While the title and the most prominent storylines (of which there are many) focus on the struggles of navigating a rapidly changing world, the film itself stays snuggly within the safe boundaries fans have come to expect. As a whole, watching the film is about as comfortable as tucking into a flaky scone and warm cup of Earl Gray on a rainy afternoon. But I daresay that is okay with me.
Some might criticize Downton Abbey: A New Era for playing it too safe and tying up every storyline with a perfectly starched bow, but it’s probably best to enjoy the movie for what it is: a film about loveable, flawed characters navigating a new age (all with beautiful costumes and settings to make any Anglophile drool). While it’s hardly a cutting-edge film, it does make for a pleasant afternoon escape. And after the stressful few years we have all endured, that may be just what we need. Steep a cup of tea and settle down for some charming British escapism.

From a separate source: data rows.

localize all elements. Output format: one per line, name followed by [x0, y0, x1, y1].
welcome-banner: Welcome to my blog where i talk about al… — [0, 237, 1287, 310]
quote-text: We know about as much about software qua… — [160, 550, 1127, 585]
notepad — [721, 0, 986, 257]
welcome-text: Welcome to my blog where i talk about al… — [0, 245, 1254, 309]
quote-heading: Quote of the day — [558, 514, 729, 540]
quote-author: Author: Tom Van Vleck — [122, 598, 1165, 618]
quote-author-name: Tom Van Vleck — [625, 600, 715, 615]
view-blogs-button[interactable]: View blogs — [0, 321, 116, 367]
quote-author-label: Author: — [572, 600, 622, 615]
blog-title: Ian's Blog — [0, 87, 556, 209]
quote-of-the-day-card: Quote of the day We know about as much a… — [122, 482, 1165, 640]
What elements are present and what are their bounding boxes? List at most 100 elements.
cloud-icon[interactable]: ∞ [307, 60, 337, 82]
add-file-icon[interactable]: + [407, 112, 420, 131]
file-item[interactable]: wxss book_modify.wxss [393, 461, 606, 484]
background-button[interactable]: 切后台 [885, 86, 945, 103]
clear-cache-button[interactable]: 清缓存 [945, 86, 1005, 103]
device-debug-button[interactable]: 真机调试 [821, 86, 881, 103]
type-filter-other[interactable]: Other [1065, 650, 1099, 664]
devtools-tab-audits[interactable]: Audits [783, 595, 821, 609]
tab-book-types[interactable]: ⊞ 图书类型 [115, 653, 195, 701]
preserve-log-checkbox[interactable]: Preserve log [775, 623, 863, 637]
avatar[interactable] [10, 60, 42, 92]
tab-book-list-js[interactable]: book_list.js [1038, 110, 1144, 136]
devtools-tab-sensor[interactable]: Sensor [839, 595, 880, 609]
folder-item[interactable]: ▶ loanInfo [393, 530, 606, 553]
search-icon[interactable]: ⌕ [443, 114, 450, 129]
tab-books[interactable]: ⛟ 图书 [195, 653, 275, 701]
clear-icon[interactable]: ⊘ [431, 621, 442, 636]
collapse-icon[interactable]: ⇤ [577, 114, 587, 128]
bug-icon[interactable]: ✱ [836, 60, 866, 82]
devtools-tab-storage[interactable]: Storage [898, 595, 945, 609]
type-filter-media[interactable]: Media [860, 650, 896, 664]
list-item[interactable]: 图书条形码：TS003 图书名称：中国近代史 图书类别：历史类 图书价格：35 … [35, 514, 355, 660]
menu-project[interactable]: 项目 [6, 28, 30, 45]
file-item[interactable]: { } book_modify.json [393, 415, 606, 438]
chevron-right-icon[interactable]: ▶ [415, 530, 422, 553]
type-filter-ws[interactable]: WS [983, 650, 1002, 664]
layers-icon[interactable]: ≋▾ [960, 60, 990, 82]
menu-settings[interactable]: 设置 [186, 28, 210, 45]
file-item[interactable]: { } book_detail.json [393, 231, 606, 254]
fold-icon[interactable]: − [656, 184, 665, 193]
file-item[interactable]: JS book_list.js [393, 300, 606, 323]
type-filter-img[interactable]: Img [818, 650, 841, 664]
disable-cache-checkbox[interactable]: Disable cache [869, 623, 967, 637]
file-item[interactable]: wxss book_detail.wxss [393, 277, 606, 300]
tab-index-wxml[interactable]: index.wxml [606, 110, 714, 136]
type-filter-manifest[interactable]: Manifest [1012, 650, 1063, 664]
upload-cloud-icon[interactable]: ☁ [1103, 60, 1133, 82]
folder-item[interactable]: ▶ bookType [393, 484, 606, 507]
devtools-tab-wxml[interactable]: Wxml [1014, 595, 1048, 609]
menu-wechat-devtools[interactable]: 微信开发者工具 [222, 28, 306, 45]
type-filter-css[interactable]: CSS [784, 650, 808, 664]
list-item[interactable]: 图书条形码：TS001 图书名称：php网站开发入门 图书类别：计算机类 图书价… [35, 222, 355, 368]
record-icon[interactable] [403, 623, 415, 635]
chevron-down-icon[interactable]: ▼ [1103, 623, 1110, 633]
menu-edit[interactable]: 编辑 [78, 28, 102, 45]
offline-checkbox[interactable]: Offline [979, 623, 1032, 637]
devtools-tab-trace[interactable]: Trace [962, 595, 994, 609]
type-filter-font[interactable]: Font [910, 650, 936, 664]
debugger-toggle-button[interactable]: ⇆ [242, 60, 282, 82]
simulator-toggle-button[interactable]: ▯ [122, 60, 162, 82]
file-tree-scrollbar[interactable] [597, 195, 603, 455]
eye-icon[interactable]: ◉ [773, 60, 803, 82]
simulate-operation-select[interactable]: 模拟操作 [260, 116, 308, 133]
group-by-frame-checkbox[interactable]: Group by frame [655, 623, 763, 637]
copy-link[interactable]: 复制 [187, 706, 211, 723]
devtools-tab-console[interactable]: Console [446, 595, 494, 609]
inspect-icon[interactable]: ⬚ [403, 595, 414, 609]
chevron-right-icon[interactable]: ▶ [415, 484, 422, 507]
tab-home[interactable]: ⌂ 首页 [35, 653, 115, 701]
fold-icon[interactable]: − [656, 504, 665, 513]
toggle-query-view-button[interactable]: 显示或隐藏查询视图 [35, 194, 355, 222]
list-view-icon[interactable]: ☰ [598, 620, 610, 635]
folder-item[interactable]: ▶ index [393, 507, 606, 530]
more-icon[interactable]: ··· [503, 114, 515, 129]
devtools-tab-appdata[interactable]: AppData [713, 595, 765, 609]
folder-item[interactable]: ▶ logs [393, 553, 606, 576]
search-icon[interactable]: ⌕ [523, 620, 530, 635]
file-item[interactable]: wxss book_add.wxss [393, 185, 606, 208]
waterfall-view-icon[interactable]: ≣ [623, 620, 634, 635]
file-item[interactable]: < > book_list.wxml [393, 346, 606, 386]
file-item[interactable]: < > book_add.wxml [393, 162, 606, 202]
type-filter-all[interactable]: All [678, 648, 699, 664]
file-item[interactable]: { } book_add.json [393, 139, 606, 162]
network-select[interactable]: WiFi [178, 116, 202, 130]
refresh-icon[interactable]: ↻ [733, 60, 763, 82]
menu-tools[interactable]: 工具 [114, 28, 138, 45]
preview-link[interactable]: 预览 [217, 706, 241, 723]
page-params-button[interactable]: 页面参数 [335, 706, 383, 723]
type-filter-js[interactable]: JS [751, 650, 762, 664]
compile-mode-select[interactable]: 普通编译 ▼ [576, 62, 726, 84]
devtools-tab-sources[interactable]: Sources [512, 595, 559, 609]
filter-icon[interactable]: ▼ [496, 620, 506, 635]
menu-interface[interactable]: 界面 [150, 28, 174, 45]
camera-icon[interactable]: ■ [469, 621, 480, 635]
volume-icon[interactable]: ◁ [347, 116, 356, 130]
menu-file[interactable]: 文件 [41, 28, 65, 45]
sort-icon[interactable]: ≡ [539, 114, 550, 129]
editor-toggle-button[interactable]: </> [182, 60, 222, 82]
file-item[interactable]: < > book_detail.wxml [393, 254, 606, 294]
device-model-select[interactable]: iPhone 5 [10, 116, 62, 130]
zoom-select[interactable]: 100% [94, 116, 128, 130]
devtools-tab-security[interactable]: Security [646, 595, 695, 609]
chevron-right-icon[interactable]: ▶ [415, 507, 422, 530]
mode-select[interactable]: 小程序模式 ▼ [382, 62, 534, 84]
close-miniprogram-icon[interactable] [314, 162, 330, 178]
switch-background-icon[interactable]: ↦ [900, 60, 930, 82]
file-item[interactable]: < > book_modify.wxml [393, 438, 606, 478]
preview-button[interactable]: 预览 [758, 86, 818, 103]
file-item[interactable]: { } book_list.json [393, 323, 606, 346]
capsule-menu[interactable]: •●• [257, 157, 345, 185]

Sexuality: Several brief kisses are shared between married characters, a few storylines relate to extramarital affairs, and a veiled homosexual storyline (though nothing physical is ever shown).
Engage the Film
Thriving in a Changing World
A major theme throughout the franchise is the struggle to adapt to a changing world. This film is set in the late 1920s, and the world is evolving on several fronts. The “idle elite” is a dying breed, silent films are being supplanted by “talkies,” and the older generations are making way for the youngsters coming behind them. While the Crawleys and their downstairs staff must adapt or risk being left behind, that doesn’t mean the past can (or should) always stay in the past. The film does an excellent job of highlighting the tension between retaining what is worthwhile from earlier eras while still adapting to and thriving in the future.
Leaving a Legacy
As the older generation gives way to the new, many of the characters find themselves dwelling on the legacy they are leaving behind. It’s a good reminder even to those of us who are still in the legacy-building years of our life to reflect on what matters and what investments we are making now that will outlast us.